Hay una pregunta que me hicieron muchas veces, sobre todo en años difíciles: "¿Cómo hacés para seguir yendo?". Y la respuesta, con los años, se me fue simplificando: porque ser hincha de Chicago no es una decisión que se toma en función de la categoría en la que estemos jugando. Es una forma de estar en el mundo que uno lleva puesta todos los días, gane, empate, pierda, ascienda o descienda el equipo.
Quiero escribir hoy sobre eso: sobre lo que significa sostener esta pasión en el día a día, más allá de la tabla de posiciones.
La pasión de barrio no se apaga con un mal momento
Cuando uno es hincha de un club grande, mediático, muchas veces la pasión se alimenta de la exposición constante: se habla del equipo todos los días, en todos lados. En un club de barrio como Chicago, la pasión se sostiene de otra manera: en el día a día silencioso de la vida cotidiana. En el mate compartido con la remera puesta un martes cualquiera, en la charla de vereda sobre cómo viene el equipo, en la peña que sigue funcionando esté donde esté el club en la tabla.

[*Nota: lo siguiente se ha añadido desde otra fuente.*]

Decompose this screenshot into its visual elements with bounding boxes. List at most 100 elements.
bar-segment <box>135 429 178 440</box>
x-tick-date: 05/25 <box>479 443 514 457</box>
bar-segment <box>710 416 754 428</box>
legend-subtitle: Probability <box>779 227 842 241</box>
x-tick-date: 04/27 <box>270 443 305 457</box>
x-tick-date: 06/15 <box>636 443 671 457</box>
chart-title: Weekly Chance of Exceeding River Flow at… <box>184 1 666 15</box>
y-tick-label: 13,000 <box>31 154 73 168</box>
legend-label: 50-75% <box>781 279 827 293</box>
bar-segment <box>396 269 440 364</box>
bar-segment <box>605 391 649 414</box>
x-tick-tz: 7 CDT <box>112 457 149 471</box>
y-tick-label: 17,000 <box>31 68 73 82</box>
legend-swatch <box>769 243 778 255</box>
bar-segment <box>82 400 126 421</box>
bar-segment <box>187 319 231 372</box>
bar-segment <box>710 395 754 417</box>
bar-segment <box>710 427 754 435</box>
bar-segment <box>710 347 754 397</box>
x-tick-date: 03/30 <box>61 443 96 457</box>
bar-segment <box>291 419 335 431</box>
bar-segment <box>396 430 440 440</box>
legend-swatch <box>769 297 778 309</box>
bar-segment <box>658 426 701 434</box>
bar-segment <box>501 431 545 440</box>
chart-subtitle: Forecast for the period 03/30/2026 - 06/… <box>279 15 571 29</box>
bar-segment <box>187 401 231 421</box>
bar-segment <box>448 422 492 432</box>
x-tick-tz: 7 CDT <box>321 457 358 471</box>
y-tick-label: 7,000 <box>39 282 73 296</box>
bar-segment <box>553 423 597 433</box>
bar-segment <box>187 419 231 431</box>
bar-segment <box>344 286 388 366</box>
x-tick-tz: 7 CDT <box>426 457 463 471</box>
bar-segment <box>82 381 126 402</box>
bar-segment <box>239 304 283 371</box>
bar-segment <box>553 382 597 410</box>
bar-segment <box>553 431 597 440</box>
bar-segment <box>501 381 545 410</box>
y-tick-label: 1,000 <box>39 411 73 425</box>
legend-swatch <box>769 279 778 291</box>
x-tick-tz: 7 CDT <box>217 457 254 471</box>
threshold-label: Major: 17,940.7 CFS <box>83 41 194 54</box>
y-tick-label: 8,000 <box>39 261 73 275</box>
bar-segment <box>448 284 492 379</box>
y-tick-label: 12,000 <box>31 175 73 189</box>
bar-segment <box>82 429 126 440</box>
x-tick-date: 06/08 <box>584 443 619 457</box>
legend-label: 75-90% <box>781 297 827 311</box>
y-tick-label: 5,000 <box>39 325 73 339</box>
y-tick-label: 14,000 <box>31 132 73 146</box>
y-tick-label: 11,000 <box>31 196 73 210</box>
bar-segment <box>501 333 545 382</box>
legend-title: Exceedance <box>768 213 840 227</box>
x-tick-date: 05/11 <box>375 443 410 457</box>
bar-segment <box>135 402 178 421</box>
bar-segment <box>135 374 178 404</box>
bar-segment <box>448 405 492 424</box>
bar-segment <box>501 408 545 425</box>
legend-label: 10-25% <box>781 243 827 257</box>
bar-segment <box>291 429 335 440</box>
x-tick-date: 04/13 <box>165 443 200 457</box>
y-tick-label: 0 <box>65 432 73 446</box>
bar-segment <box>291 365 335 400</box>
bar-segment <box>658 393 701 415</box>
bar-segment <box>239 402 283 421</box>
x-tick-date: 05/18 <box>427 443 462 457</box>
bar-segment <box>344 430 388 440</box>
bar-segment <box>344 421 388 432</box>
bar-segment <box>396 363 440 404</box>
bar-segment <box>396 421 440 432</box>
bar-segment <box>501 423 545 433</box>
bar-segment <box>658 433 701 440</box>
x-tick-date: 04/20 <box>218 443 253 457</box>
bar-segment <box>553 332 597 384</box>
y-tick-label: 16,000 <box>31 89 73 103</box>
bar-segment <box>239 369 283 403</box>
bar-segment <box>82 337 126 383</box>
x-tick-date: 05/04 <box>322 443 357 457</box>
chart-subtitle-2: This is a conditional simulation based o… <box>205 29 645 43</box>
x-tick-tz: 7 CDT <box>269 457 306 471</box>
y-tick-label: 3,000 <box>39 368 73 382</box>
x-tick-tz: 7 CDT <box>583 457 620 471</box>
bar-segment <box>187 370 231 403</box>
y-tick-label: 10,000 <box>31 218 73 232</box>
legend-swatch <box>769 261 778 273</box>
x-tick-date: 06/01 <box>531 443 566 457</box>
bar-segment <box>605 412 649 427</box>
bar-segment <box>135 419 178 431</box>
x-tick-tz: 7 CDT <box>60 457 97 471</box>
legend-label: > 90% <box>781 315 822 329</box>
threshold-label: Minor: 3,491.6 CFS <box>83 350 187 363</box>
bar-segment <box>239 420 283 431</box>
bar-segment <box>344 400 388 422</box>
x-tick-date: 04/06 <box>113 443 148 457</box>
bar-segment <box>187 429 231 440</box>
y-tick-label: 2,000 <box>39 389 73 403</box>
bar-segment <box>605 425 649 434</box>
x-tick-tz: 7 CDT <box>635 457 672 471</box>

Esa pasión de bajo perfil no se apaga con un mal momento deportivo, porque nunca dependió del buen momento para existir.
Lo que sostiene el amor cotidiano por el club
Creo que hay algo hermoso en sostener el cariño por un club más allá de los resultados: es una forma de fidelidad que no negocia. No es amor condicionado a la categoría ni al rendimiento del equipo. Es amor de barrio, de identidad, de pertenencia.
Ese tipo de amor se nota en cosas chicas del día a día:
- El que se pone la camiseta un domingo cualquiera aunque no haya partido, solo por identificarse.
- El que sigue yendo a la cancha aunque el equipo esté atravesando un momento futbolístico complicado.
- El que defiende al club en la charla de laburo, aunque se burlen por la categoría en la que esté jugando.
- El que enseña a sus hijos a hinchar por Chicago desde chiquitos, sin importar en qué momento institucional o deportivo esté el club.
- El que guarda recortes, fotos, camisetas viejas, no como un capricho coleccionista sino como una forma de sostener la memoria afectiva del club.
La categoría es un dato, no una condición
Me parece importante decir esto con todas las letras: la categoría en la que juega el equipo es un dato de la realidad, pero nunca debería ser una condición para el cariño. Ser hincha de un club de barrio implica asumir que hay ciclos, que hay temporadas mejores y peores, que el ascenso y el descenso son parte de la vida misma del club. Lo que no puede ser parte de un ciclo es el amor: ese tiene que sostenerse siempre igual.
Es fácil ser hincha cuando todo funciona. La verdadera prueba de fidelidad se da en los momentos difíciles, cuando hay que seguir yendo a la cancha, seguir cantando, seguir bancando, aunque el marcador no acompañe.
Una identidad que se elige todos los días
Para mí, ser hincha de Chicago en el día a día es, en el fondo, una elección que se renueva constantemente. No es una decisión que se tomó una vez, en la infancia, y que después funciona en piloto automático. Es algo que se reafirma cada vez que uno elige ponerse la camiseta, cada vez que uno elige ir a la cancha en un día complicado, cada vez que uno elige defender al club en una charla donde sería más fácil quedarse callado.
Esa reafirmación cotidiana es, para mí, la verdadera esencia de la pasión torera. No necesita un título para justificarse, ni un buen presente futbolístico para sostenerse. Se sostiene sola, en el día a día, en las cosas chicas.
Por qué vale la pena sostenerlo
Al final de cuentas, creo que este tipo de pasión de bajo perfil, sostenida en el día a día y no en la vidriera de los resultados, es la que le da sentido profundo al fútbol de barrio. Cuando uno elige seguir bancando a Chicago más allá de la categoría, está eligiendo algo más grande que un resultado: está eligiendo sostener una identidad, una pertenencia, un pedazo de historia compartida con todo un barrio.
Y esa, para mí, es la forma más honesta de ser hincha: la que no negocia con la tabla de posiciones, la que se sostiene con la misma fuerza un martes cualquiera tomando mate en la vereda que un domingo con la cancha llena.